INTRODUCTION: Chronic recurrent multifocal osteomyelitis (CRMO) is a rare autoinflammatory condition. The clinical picture consists of sterile osteomyelitis, typically with multiple-site lesions in the metaphysis of long bones and not uncommonly, symmetrical bone involvement. It is a poorly understood entity, whose prognosis, etiology and ideal treatment are still controversial. The authors report a case of unifocal presentation with an atypical location. CASE REPORT: A previously healthy 12-year-old Caucasian girl came to our institution due to progressive pain on her left thigh for the previous 3 months.
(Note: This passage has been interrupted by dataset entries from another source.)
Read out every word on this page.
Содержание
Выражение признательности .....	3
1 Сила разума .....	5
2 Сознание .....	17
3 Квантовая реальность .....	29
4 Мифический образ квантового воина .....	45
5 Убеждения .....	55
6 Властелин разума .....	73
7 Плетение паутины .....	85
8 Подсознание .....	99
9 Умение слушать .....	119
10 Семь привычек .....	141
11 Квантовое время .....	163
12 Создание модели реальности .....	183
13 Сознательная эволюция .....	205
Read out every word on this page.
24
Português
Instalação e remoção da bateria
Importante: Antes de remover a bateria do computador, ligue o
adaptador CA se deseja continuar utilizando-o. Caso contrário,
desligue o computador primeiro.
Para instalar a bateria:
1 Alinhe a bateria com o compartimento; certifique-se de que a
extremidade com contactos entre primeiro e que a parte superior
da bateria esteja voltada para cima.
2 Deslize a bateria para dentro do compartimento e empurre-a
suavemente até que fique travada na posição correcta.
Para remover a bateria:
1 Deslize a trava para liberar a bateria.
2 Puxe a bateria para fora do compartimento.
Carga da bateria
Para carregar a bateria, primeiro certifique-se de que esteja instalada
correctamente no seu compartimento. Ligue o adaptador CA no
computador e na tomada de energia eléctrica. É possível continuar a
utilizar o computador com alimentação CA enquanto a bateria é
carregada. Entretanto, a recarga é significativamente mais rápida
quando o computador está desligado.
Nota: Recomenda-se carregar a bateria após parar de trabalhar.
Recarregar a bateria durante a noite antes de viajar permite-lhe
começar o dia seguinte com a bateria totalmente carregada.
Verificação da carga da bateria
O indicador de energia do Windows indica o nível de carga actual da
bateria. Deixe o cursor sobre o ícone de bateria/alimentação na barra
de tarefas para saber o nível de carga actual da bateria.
The initial X-ray showed a permeative, diaphyseal lesion of her left femur, with marked periosteal reaction. The differential initially included Ewing’s sarcoma, osteosarcoma, subacute osteomyelitis, and Langerhans cell histiocytosis. Needle and open biopsies demonstrated the presence of chronic inflammatory infiltrate, with fibrosis, but no signs of neoplastic disease. Serologic and microbiological studies failed to demonstrate an infectious etiology. The patient was treated with nonsteroid anti-inflammatories, corticosteroids, and bisphosphonates for 6 months. Although no antibiotics were employed, the patient showed clinical and radiological improvement, at 18-month follow-up. CONCLUSIONS: CRMO is a rare condition, and the absence of specific features constitutes a diagnostic challenge. A high level of suspicion is paramount to avoid unnecessary biopsies and repeated antibiotic regimens. Unifocal presentation of this disease, atypical locations, and absence of recurrence have all been previously reported, with the evidence pointing to a shared etiological process with no distinction being made between these variants. For this reason, the authors believe that the term “nonbacterial osteomyelitis” might be a more all-embracing designation.